Between July 2018 and July 2020 works took place to upgrade the M23 between junctions 8 and 10 to an all-lane-running motorway. The upgrades took place mostly for more reliable journeys to Gatwick Airport and increase the overall capacity of the route. The upgrades include an all-lane-running motorway, 12 new emergency areas, a new concrete central barrier replacing the current steel one, new roadside sound barriers, variable speed limits and two new emergency access slip roads. Changes were also implemented on the M23 junction 9 spurs: the hard shoulder westbound now a running lane; and for 50 mph speed limits in both directions.
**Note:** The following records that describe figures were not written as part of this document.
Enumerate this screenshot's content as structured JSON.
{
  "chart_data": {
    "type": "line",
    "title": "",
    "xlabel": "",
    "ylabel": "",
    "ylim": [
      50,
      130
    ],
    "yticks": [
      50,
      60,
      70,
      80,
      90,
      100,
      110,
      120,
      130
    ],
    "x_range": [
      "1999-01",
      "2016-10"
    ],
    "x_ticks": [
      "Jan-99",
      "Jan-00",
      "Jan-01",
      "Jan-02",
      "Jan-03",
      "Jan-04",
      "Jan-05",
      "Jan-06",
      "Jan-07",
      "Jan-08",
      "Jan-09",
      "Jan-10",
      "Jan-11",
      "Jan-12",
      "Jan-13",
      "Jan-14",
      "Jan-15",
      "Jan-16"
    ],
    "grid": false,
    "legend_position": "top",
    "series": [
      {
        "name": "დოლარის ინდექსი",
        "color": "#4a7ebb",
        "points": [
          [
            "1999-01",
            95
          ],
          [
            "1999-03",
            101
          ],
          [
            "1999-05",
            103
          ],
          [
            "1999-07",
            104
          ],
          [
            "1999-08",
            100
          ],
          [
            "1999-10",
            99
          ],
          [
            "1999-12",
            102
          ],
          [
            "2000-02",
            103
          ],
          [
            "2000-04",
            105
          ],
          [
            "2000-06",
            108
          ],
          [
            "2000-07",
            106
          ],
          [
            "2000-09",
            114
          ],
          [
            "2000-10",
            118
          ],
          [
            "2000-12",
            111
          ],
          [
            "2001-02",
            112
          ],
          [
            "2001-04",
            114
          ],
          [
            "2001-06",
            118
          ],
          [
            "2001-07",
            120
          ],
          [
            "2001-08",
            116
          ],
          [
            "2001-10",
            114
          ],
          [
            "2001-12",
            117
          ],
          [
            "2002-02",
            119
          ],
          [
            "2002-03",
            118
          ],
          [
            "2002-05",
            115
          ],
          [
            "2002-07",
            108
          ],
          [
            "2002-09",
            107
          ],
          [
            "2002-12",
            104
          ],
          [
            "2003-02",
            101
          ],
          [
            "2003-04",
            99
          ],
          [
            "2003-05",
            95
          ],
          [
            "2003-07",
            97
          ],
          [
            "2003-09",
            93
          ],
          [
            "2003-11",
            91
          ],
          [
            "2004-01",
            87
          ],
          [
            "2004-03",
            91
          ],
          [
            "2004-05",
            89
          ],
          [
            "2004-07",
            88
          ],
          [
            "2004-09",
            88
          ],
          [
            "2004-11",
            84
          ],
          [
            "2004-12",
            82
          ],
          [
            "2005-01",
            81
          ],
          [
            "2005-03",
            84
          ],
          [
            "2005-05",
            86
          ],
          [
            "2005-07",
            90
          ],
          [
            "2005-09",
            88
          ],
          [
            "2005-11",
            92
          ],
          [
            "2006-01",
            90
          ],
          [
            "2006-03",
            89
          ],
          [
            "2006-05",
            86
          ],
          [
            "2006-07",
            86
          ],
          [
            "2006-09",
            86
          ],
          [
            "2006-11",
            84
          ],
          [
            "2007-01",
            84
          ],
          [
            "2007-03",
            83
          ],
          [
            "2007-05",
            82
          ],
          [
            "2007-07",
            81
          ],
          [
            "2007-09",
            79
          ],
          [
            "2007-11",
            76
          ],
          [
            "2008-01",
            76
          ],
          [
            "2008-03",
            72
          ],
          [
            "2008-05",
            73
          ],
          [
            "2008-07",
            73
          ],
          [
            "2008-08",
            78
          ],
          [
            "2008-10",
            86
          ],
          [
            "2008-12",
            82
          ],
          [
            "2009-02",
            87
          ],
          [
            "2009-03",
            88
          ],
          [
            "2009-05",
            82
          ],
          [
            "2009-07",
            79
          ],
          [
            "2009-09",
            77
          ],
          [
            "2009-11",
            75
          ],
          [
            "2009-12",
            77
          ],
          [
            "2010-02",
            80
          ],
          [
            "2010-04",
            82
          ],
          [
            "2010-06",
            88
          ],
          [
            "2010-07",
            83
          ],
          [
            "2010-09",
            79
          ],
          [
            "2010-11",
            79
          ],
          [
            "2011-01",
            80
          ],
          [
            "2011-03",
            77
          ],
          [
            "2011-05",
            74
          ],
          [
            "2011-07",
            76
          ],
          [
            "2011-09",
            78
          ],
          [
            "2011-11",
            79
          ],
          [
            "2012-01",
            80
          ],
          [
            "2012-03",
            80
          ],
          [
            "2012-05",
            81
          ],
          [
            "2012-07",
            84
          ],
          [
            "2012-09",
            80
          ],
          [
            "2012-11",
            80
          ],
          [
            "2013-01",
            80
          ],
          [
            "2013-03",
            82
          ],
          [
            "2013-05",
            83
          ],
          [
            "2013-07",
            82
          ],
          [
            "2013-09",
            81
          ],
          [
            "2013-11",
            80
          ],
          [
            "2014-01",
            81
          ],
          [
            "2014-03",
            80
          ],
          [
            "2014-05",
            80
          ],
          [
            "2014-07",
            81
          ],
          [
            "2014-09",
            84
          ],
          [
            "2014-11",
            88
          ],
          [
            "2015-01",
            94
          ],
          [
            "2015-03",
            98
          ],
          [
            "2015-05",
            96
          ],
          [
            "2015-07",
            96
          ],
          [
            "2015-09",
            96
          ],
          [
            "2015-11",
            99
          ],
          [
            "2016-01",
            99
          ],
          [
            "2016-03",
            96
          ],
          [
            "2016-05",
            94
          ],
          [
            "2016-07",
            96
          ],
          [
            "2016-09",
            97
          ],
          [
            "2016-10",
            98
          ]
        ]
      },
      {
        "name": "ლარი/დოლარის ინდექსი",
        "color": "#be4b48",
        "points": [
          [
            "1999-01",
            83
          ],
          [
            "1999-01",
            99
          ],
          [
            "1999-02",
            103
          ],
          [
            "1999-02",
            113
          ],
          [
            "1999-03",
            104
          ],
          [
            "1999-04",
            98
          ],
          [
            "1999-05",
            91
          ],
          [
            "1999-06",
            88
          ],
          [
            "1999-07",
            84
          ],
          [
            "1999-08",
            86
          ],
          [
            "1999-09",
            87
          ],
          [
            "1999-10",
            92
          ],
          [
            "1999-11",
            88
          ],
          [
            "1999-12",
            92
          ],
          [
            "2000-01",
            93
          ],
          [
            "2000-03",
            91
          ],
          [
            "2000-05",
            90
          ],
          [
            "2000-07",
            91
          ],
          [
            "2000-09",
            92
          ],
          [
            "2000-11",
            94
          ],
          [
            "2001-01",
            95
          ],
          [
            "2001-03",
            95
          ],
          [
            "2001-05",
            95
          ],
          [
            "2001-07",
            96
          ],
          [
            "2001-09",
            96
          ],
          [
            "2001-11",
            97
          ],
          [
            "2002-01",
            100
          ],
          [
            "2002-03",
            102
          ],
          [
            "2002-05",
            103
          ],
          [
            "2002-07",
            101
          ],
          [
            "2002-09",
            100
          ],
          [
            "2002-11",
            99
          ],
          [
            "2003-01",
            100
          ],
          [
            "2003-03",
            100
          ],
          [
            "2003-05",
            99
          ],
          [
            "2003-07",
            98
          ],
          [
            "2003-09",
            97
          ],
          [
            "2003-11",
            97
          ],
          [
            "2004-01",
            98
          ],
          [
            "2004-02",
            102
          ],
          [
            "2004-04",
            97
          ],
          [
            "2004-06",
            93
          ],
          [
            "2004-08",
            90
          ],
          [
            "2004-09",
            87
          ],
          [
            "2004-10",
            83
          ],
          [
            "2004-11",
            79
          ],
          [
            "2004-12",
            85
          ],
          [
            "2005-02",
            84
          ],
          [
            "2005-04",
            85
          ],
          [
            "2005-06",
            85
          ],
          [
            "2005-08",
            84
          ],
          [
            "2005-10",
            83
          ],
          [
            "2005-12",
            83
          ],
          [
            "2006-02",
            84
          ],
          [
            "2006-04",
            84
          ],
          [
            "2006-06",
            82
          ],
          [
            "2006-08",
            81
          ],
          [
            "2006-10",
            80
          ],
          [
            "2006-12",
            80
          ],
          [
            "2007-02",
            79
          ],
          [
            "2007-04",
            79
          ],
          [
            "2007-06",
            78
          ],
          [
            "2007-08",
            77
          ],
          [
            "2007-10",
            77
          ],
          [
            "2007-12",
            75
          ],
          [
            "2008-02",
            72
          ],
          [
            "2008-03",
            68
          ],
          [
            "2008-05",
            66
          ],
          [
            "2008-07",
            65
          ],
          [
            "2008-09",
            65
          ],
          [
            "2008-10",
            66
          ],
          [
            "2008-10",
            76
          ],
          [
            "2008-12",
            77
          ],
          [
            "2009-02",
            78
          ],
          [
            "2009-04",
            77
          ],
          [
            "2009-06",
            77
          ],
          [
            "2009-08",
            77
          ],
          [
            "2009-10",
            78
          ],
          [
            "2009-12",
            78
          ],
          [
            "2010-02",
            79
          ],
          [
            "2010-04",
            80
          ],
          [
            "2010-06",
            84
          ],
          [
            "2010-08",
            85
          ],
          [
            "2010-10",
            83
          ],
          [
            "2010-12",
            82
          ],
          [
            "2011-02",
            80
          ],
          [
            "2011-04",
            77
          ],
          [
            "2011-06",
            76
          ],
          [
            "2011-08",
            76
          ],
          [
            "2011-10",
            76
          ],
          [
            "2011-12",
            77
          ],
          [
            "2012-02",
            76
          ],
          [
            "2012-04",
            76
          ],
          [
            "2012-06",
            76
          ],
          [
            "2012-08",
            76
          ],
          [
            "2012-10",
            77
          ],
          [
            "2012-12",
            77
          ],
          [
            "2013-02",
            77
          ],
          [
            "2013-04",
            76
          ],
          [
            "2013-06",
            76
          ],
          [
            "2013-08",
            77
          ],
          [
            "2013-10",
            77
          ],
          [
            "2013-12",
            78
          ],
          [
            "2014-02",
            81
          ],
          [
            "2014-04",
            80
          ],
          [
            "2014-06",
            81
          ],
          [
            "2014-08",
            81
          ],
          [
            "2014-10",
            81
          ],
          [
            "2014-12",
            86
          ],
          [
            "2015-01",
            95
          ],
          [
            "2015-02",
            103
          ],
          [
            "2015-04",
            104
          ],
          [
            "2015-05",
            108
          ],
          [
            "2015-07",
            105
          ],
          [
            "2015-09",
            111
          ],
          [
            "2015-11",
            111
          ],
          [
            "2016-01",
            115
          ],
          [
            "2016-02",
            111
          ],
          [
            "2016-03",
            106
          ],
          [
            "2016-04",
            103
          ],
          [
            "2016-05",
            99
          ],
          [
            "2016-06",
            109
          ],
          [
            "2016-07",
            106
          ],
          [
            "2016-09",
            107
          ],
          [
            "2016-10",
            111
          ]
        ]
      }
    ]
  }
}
In January 2020, all smart motorway projects were put under review due to concerns about their safety, during this period no new smart motorways could open. The review was published on 12 March 2020 and required no immediate amendments to the design or construction, however new technology to detect static vehicles is required to be fitted within three years, and a review on spacing of emergency refuge areas was to be carried out.

The fourth lanes were opened to traffic on 2 April 2020 with a temporary 50 mph speed limit. Works ran into the late summer to install more equipment, followed by testing and commissioning, before the project could complete and run at the national speed limit.

==Junctions==
Data from driver location signs are used to provide distance and carriageway identifier information. Where a junction spans several hundred metres (yards) and start and end points are available, both are cited.

County: Location; mi; km; Junction; Destinations; Notes
Surrey: Merstham; 17.0 17.5; 27.4 28.2; 7; A23 - Croydon; Road continues as A23 to Croydon
19.0 19.3: 30.5 31.0; 8 Mersham Interchange; M25 - Heathrow, Watford, Dartford Crossing, Reigate
West Sussex: Horley; 26.5 26.8; 42.7 43.1; 9; A23 - Gatwick, Redhill; Terminus of spur towards Gatwick
Crawley: 28.5 28.6; 45.8 46.1; 10; A264 - East Grinstead A2011 - Crawley
30.3 30.6: 48.8 49.2; 10a; B2036 - Crawley; No exit from M23 Northbound, no access to M23 Southbound
33.1 33.4: 53.3 53.8; 11; Pease Pottage services A23 - Brighton, Crawley A264 - Horsham; Road continues as A23 to Brighton
1.000 mi = 1.609 km; 1.000 km = 0.621 mi Incomplete access;

- Coordinate list

==In popular culture==
The rivalry between Brighton & Hove Albion and Crystal Palace football clubs is often referred to as the M23 Derby.

The M23 is the only motorway in Sussex.